This started out as a response to bhurt-aw‘s post, but it’s enough of a tangent that it deserves its own entry. So here goes.
In Peggy Noonan’s article, she is distressed by Bush’s non-conservative stance. Conservatism, by its very nature, is reluctant to grow the government or increase spending. Bush doesn’t seem be reluctant at all to grow the government or increase spending — Hell, he’s increased it even faster than Clinton (check the last link). So he’s certainly not a conservative.
Now, both Brian and the link make the following argument:
Now Peggy Noonan and the rest of the plastic Republican chattering teeth did not think back in 2000 that Bush’s “compassionate conservatism” meant that he was a spender, they thought it meant that he was a liar–and that they were in on the con.
- Highball estimates of future budget surpluses in order to make it look like there’s more room for tax cuts than there was.
- Lowball the costs of the tax cuts by telling people that the AMT will be repealed when you calculate the magnitude of their tax cut and yet keeping the AMT in effect when calculating the revenue cost of the tax cut.
- Call yourself a “compassionate conservative” to convince voters you don’t want to make elderly emphysema patients front the money for their oxygen cylinders.

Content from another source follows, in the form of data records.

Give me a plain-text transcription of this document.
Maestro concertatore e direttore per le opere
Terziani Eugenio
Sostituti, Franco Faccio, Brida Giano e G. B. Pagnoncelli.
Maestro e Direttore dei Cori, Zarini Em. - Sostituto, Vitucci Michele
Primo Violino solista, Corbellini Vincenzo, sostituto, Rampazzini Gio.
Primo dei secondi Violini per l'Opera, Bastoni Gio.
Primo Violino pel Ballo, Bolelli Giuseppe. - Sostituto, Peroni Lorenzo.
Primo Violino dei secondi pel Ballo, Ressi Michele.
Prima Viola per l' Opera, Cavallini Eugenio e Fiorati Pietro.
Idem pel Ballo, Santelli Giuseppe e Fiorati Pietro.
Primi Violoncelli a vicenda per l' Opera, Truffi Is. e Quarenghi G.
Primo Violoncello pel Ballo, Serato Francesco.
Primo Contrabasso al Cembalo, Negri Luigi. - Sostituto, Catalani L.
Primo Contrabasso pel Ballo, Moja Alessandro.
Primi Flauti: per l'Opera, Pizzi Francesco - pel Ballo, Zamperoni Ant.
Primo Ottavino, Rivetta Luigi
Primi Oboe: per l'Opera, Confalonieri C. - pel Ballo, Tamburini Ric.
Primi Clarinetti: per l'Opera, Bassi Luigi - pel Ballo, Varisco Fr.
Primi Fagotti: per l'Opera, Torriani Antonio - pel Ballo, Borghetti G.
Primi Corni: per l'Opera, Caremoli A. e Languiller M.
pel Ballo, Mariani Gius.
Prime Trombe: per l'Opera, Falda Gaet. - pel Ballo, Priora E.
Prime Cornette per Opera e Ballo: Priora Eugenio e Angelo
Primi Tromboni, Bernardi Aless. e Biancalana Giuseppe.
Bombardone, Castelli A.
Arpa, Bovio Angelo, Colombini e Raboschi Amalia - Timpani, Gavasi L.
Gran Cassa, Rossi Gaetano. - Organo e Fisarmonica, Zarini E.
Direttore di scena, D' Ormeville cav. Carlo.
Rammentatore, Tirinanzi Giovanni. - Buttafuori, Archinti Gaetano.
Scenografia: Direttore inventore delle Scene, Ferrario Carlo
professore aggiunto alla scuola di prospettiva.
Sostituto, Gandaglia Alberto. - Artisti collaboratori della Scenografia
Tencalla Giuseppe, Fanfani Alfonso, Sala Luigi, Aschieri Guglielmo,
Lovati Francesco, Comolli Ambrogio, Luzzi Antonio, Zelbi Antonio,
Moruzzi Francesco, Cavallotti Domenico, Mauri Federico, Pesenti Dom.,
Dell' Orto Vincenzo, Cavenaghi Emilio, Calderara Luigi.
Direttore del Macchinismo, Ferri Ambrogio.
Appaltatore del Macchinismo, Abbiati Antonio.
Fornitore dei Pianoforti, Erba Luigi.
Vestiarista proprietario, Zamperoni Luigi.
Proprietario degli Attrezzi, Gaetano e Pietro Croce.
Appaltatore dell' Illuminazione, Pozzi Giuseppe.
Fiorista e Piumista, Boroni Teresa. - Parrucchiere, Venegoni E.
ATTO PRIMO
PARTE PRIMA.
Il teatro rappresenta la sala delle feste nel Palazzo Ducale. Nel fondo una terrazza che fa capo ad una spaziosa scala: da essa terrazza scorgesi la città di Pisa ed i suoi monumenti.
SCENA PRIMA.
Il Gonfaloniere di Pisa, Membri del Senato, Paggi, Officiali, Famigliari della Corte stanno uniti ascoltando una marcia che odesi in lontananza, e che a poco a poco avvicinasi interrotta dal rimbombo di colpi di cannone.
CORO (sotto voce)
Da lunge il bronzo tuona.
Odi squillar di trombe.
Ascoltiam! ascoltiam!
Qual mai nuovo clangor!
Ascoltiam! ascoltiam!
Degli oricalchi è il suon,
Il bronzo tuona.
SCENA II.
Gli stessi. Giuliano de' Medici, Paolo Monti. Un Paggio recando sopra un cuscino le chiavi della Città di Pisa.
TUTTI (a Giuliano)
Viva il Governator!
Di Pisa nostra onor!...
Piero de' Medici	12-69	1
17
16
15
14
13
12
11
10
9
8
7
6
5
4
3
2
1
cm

- Then, when deficits reemerge, say: “Oh. What a surprise. We have to cut way back on federal services and programs after all.”
At least in my case, I didn’t ever know about this “con”. In fact, nobody did — Peggy Noonan and the whole Manhattan Institute weren’t in some kind of con, they were subscribers to a genuine belief that I happen to share. Bush signed onto compassionate conservative as the campaign geared up and signed off shortly after his initial faith based initiatives had been implemented: in short, the change came because he was handed the new horse of “national security”. But, since compassionate conservatism is being attacked as a con, I feel the need to explain exactly what it is.
First, let’s take a look at what Peggy Noonan has to say about it in that article:
I understood Mr. Bush to be saying, when he first came on the national scene, that he was the kind of conservative who cared very personally about the poor and struggling, who would take actions aimed at helping them, and that those actions would include promoting policies aimed at keeping the economy healthy and capable of pumping out jobs. I also understood Mr. Bush to be saying–and he often said it–that he meant to allow and encourage faith-based programs that helped young men who were getting in trouble with, or at risk of getting in trouble with, the law. It was clear by at least the 1990s that local programs run and staffed by the religious and their organizations had a higher rate of success than did programs that excluded religion. Under Mr. Bush, the feds would no longer funnel money exclusively into nonsectarian programs. The inner-city pastor would now be able to get a portion.
Compassionate conservatism is the political application of the belief that people deserve to be empowered — that people do best when they are given dignity and opportunity, and that people are personally hindered by systems (like welfare) that encourage them to be passive recipient of a huge system. An idea like workfare, which encourages people to be a contribution to the economy instead of external to it, is a keen compassionate conservative idea. Entrepreneurial drives and an opposition to McJobs are fundamental to the compassionate conservative idea, because it is important that people have the opportunity to acheive a position that their drive and capability can reach. Compassionate conservatism differs from liberalism in that it favors pro-active, non-governmental support structures (like churches, ethnic and neighborhood community centers, etc.) instead of governmental support structures. But a compassionate conservative does have the same general focus as liberals traditionally do, which is why liberals can’t really understand it — they assume that since conservatives haven’t traditionally suggested solutions to their problems, their solutions are the only reasonable ones. This is just a flat-out conceit born out of the academic basis of liberalism, and it’s one of the things that annoys me the most about liberals.